A Mountain Town
Banff Indian Days
For much of Pearl’s life, the town of Banff was host to a multi-day event called Banff Indian Days in the summer. This event, which is believed to have started in 1894, (the date is contested, some believe 1899) during summer floods that stranded a trainload of tourists at the Banff Springs hotel. It is said that, at the request of the hotel manager, Tom Wilson approached Chief Hector Crawler and asked if he would bring a group of Stoney Nakoda to Banff to entertain the tourists with a parade and dances. A version of the event was held sporadically until 1911 when it became an annual festival that would last until 1978.
Banff Indian Days grew from a one-day event to one that spanned three to five days. Tourists flocked to the event year after year with attendance reaching a peak in 1922 when 71,540 tourists attended. Banff Indian Days consisted of a daily parade where Stoney Nakoda (and other First Nations such as the Tsuu t’ina, Siksika (Blackfoot), Cree and Ktunaxa (Kootenay)) men, women, and children could show off their regalia for prize money, as well as dances, musical performances, horse and foot races, and a rodeo competition. For the Indigenous participants, Banff Indian Days was an opportunity to participate in activities that they were actively discouraged from doing on the reserve. The prizes given out for the best regalia during the parade were also of great economic value to the Indigenous participants. Banff Indian Days was also an opportunity for Indigenous participants to leave their reserves – to visit spaces that had long been sacred to them and see distant relatives – as until the 1940s, a pass had to be obtained from an Indian Agent to leave the reserve.
Pearl was involved in Banff Indian Days throughout her life and was often asked to be a judge for the parade.
Pearl’s relationship with the Stoney Nakoda stemmed from her childhood and the Brewster relationship with several Stoney Nakoda families and individuals, most notably William Twin who accompanied her brothers Bill and Jim on their first guiding excursion. This longstanding relationship resulted in both her and Philip Moore being adopted by the Stoney Nakoda as Princess and Chief in 1948. In a letter to her mother, Catharine Whyte discussed the quiet ceremony, saying “I asked [Pearl] about being taken into the Stoneys but she couldn’t tell us much. They sing a song and say a prayer and sing God Save the King and she and Runt [Philip Moore] each got some present of clothing I think. She is now a princess… and Runt is a chief.”
Banff Winter Carnival & Volunteer Work
While Banff Indian Days was the major event of the summer, the winter played host to Banff Winter Carnival beginning in 1917. The Winter Carnival consisted of events such as skating, swimming at the hot springs, snowshoeing, curling, hockey, downhill ski and ski jumping events at Mount Norquay, tobogganing, barbecues, and the crowning of a Carnival Queen.

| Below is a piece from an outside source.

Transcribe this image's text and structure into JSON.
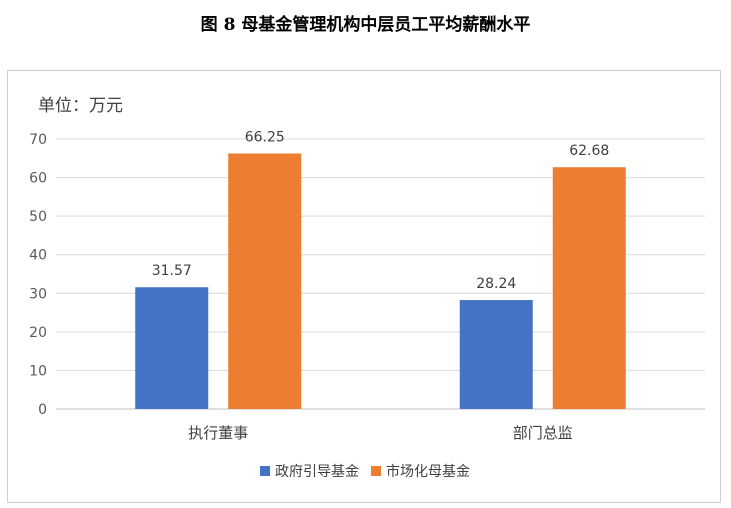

Pearl was crowned Carnival Queen in 1920, and her hockey team, the Calgary Regents, often played at the Carnival. She was also a part of the organizing committee, most notably during the Second World War.
During the Second World War, the proceeds of the 1941 Winter Carnival were dedicated to the war effort. The major organizing group for the Banff war effort was the Banff-Jasper Spitfire fund, of which Pearl was Chair. The fundraisers organized by this group included a mile of pennies, the auctioning of paintings by well known artists such as Carl Rungius, Nicholas de Grandmaison, as well as local Peter Whyte. The Banff-Jasper Spitfire Fund Committee also auctioned a 1941 Ford Sedan.
The Characters of Banff
As a prominent family in Banff the Moores had a wide social circle filled with both locals, and visitors who came to climb, ride, paint, and write.
Having grown up in Banff, Pearl was well acquainted with the White family and Peter Whyte. When the Moores were in Boston in 1926 Peter Whyte, then at the School of the Museum of Fine Arts, was a frequent visitor at the Moore residence. In 1930, while managing the Canadian Pacific Railway camp at Yoho National Park, Pearl met Catharine Whyte for the first time and they stayed friends throughout their lives.
Through the Trail Riders of the Canadian Rockies, Pearl, Philip, and Edmée met other distinguished residents and visitors to Banff such as George Vaux X, John Murray Gibbon (founding member of the group), and Carl Rungius (President in 1929). The Moores were also friends with Mary J. Vaux, Mary Vaux Walcott, Mary Schäffer Warren, and Georgia Engelhard who was a frequent participant on trail rides and a friend of Edmée’s.